Sunday, March 9, 2014
By Steve Mistler firstname.lastname@example.org
State House Bureau
AUGUSTA — The political standoff over whether the state should borrow for transportation, education and research and development projects continued Tuesday as the Legislature's budget-writing committee attempted to winnow 30 different bond proposals.
Sen. Patrick Flood, R-Winthrop, confers with Rep. Peggy Rotundo, D-Lewiston, during a meeting of the Legislature's Appropriations Committee Tuesday in Augusta.
Photo by Andy Molloy / Kennebec Journal
Among them is Gov. Paul LePage's $100 million transportation bond, which includes funding for roads, bridges, ports and rail.
The governor and Republican lawmakers on Tuesday continued to press the Democratic-controlled Legislature to approve the proposal this month so it can go to voters in November.
Democrats continued to insist that all bonds can wait until June to go to voters so lawmakers can negotiate a comprehensive borrowing plan that includes transportation and infrastructure projects in the University of Maine and community college systems, as well as land preservation.
The competing proposals could help pay for a range of projects, from repairing Route 302 in Bridgton and Main Street in Freeport to improving the intersection at Interstate 295 and Forest Avenue in Portland.
The Maine Department of Transportation says the money could also help extend rail service on the Portland waterfront and secure investment there by an Icelandic shipping company.
The political arguments in Augusta, however, have less to do with the merits of such projects than with the timing of a voter referendum and whether a borrowing package should be limited to transportation.
Both parties will have to compromise, as a two-thirds majority is required to bring a bond proposal to voters. The Appropriations Committee must first decide whether to present a borrowing package to the full Legislature.

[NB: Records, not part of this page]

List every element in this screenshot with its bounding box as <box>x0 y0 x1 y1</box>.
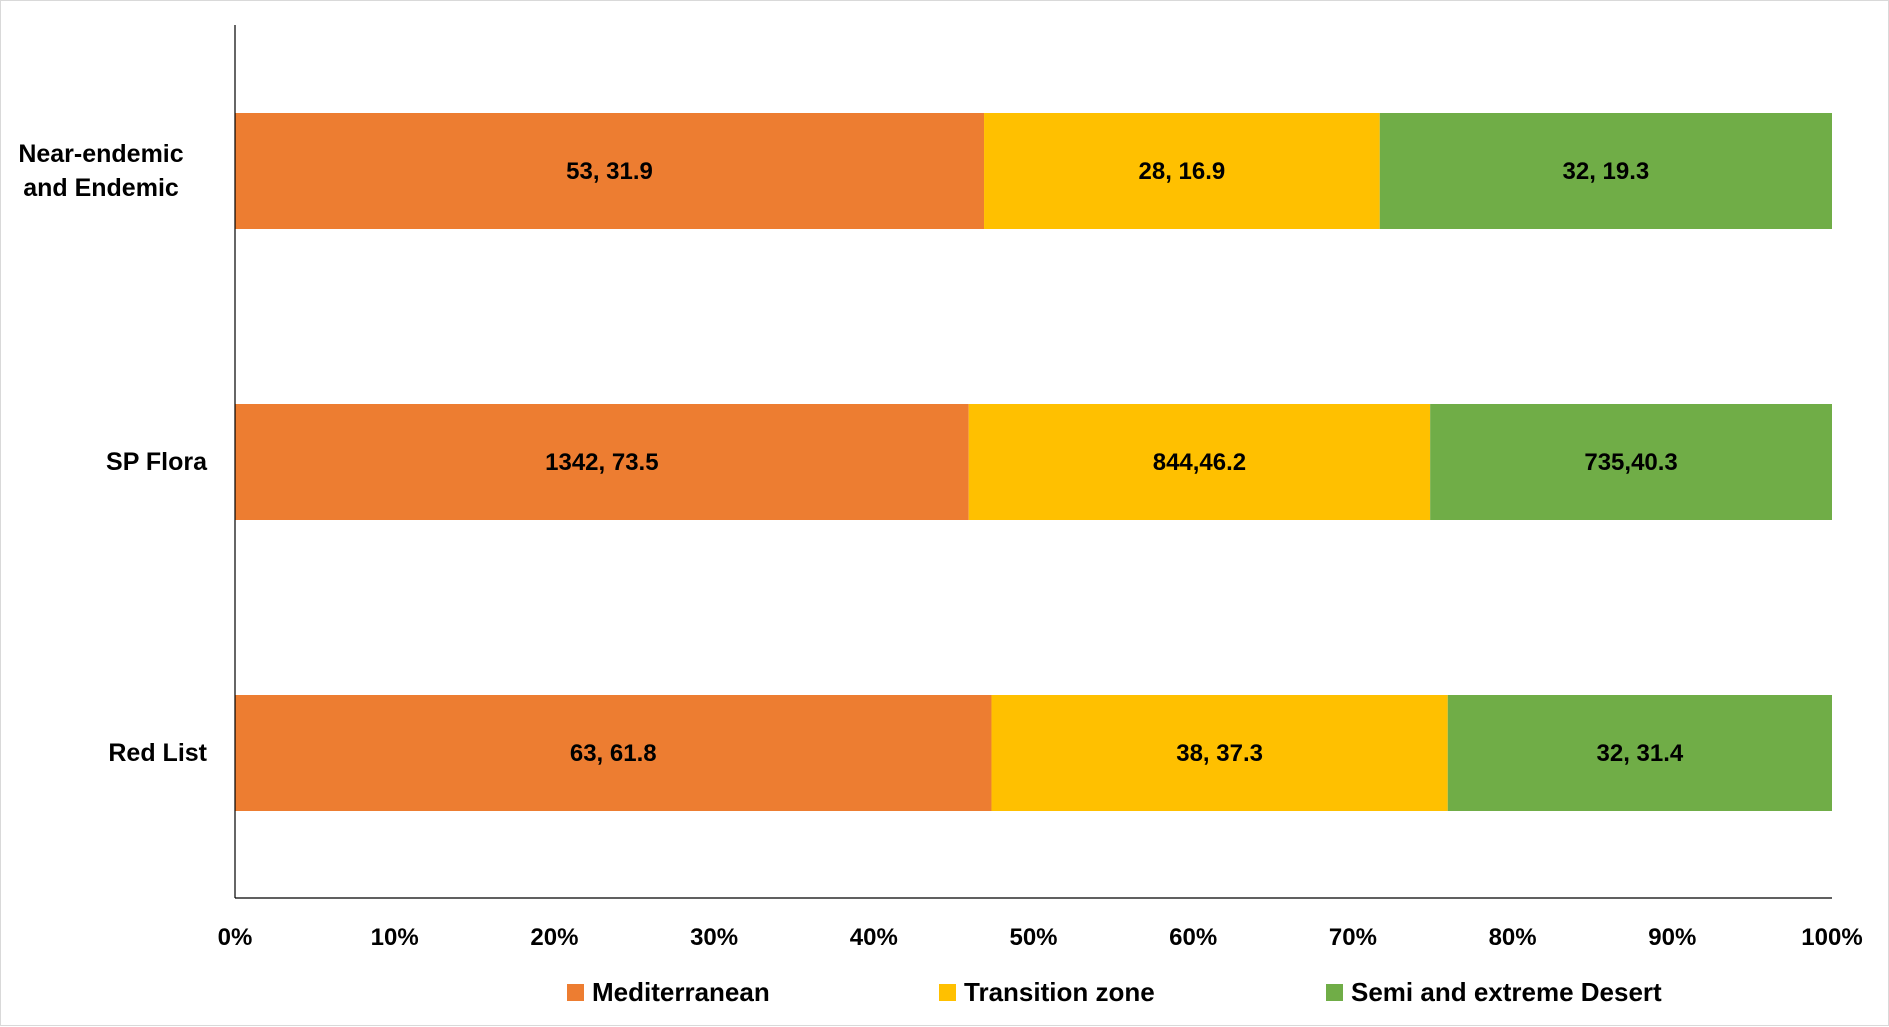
bar-segment-2-3 <box>991 695 1448 811</box>
x-tick-label: 90% <box>1648 924 1696 951</box>
x-tick-label: 30% <box>690 924 738 951</box>
x-tick-label: 100% <box>1801 924 1862 951</box>
legend-swatch-3 <box>1326 984 1343 1001</box>
legend: Mediterranean Transition zone Semi and ext… <box>567 977 1662 1007</box>
bar-segment-3-3 <box>1447 695 1832 811</box>
category-label-1: Near-endemic and Endemic <box>18 140 183 202</box>
data-label-3-2: 735,40.3 <box>1584 449 1677 476</box>
category-labels: Near-endemic and Endemic SP Flora Red List <box>18 140 208 767</box>
bar-segment-3-1 <box>1379 113 1832 229</box>
bar-segment-1-2 <box>235 404 969 520</box>
x-tick-label: 40% <box>850 924 898 951</box>
x-tick-label: 70% <box>1329 924 1377 951</box>
category-label-line: Near-endemic <box>18 140 183 168</box>
legend-label-1: Mediterranean <box>592 977 770 1007</box>
bar-segment-1-1 <box>235 113 985 229</box>
data-label-1-3: 63, 61.8 <box>570 740 657 767</box>
x-tick-label: 60% <box>1169 924 1217 951</box>
bars-layer <box>235 113 1832 811</box>
legend-swatch-2 <box>939 984 956 1001</box>
legend-label-3: Semi and extreme Desert <box>1351 977 1662 1007</box>
data-label-1-1: 53, 31.9 <box>566 158 653 185</box>
bar-segment-1-3 <box>235 695 992 811</box>
data-label-1-2: 1342, 73.5 <box>545 449 658 476</box>
legend-swatch-1 <box>567 984 584 1001</box>
data-label-2-2: 844,46.2 <box>1153 449 1246 476</box>
bar-segment-2-2 <box>968 404 1431 520</box>
category-label-line: Red List <box>108 739 207 767</box>
category-label-3: Red List <box>108 739 207 767</box>
data-labels-layer: 53, 31.9 28, 16.9 32, 19.3 1342, 73.5 844,46… <box>545 158 1684 767</box>
data-label-3-1: 32, 19.3 <box>1563 158 1650 185</box>
legend-label-2: Transition zone <box>964 977 1155 1007</box>
x-tick-labels: 0% 10% 20% 30% 40% 50% 60% 70% 80% 90% 100% <box>218 924 1863 951</box>
bar-segment-2-1 <box>984 113 1380 229</box>
data-label-3-3: 32, 31.4 <box>1597 740 1684 767</box>
category-label-line: SP Flora <box>106 448 208 476</box>
category-label-2: SP Flora <box>106 448 208 476</box>
x-tick-label: 20% <box>530 924 578 951</box>
category-label-line: and Endemic <box>23 174 179 202</box>
x-tick-label: 50% <box>1009 924 1057 951</box>
x-tick-label: 10% <box>371 924 419 951</box>
bar-segment-3-2 <box>1430 404 1832 520</box>
data-label-2-3: 38, 37.3 <box>1176 740 1263 767</box>
data-label-2-1: 28, 16.9 <box>1139 158 1226 185</box>
x-tick-label: 0% <box>218 924 253 951</box>
x-tick-label: 80% <box>1489 924 1537 951</box>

The battle is rooted in politics, a point underscored Tuesday when the LePage administration rejected requests for department heads to appear before the committee. This left Democrats no chance to publicly question administration officials on the transportation bond and other issues.
Republicans argued Tuesday that the transportation bond can't wait until June because the delay could interrupt the Maine transportation department's work plan for 2014 and 2015. The LePage adminstration also said Tuesday the bond should move forward in case the funds are needed to take over rail lines that could go out of business because of last month's deadly train crash in Quebec.
Democrats hope to use their majority to ensure that non-transportation projects are approved. Money from other, already approved, bonds has yet to be issued, they said.
"The only thing holding this up is politics," said Republican House leader Rep. Kenneth Fredette, R-Newport, adding that Democrats could approve the governor's proposal in "15 minutes."
Fredette said Republicans see no need to return in September to vote on a slate of bond proposals if Democrats don't immediately approve the governor's bond plan and allow LePage to call a special legislative session by the end of the week.
Democratic leaders were just as entrenched, and invited guests to testify on the state's borrowing capacity and how infrastructure funding would benefit stakeholders.
Ryan Low, representing the University of Maine, furnished a graphic showing the system's aging facilities, 36 percent of which are over 50 years old.
"We're at a point where the projects pick us instead of the other way around," Low said.
The Maine Community College System said its $15 million request would allow the enrollment of 2,400 additional students.
Charles Colgan, a former state economist under Democratic Gov. John Baldacci and now an associate director with the Maine Center for Business and Economic Research, told lawmakers that they should borrow soon enough to allow the state to take advantage of low interest rates that could save taxpayers an estimated $20 million on a $100 million bond.
Colgan said these savings could likely be achieved if bonds are approved by June, a point Democrats quickly echoed.
LePage, in a video address sent Monday, said the transportation bond was critical lest transportation projects go unfunded next year.
The governor's bond provides $81 million for improvement to highways and bridges and "job stability to those in the construction industry, where more than 8,000 jobs have been lost since 2006," he said.
LePage also highlighted $19 million for multimodal projects, including extending railroad tracks to the International Marine Terminal on the Portland waterfront, a crucial piece in a deal with Eimskip, the Icelandic shipping company that moved its North American operations to Portland in March.
Eimskip said it moved to Portland after state officials assured the company that Pan Am Railways tracks would be extended about 1,500 feet so freight trains could reach the International Marine Terminal, where Eimskip's ships dock.
But Democrats on Tuesday cited an analysis by the Legislature's fiscal office that showed the Transportation Department already has $57 million in voter-approved bonds that the administration still hasn't issued.
An estimated $41 million of that total gives the department some discretion over which projects to fund.
"When the governor is saying there's an emergency, there's $41 million available that he has not issued," said Rep. Peggy Rotundo, D-Lewiston.
Ted Talbot, a spokesman for the MDOT, took issue with the flexibility of the $41 million, saying borrowing doesn't allow the department to respond to imminent development projects.
"If we wait, the distance between November and June is seven months," Talbot said. "Businesses don't operate that way. They need to be nimble and ready to move. This bond allows us to be nimble and ready to move."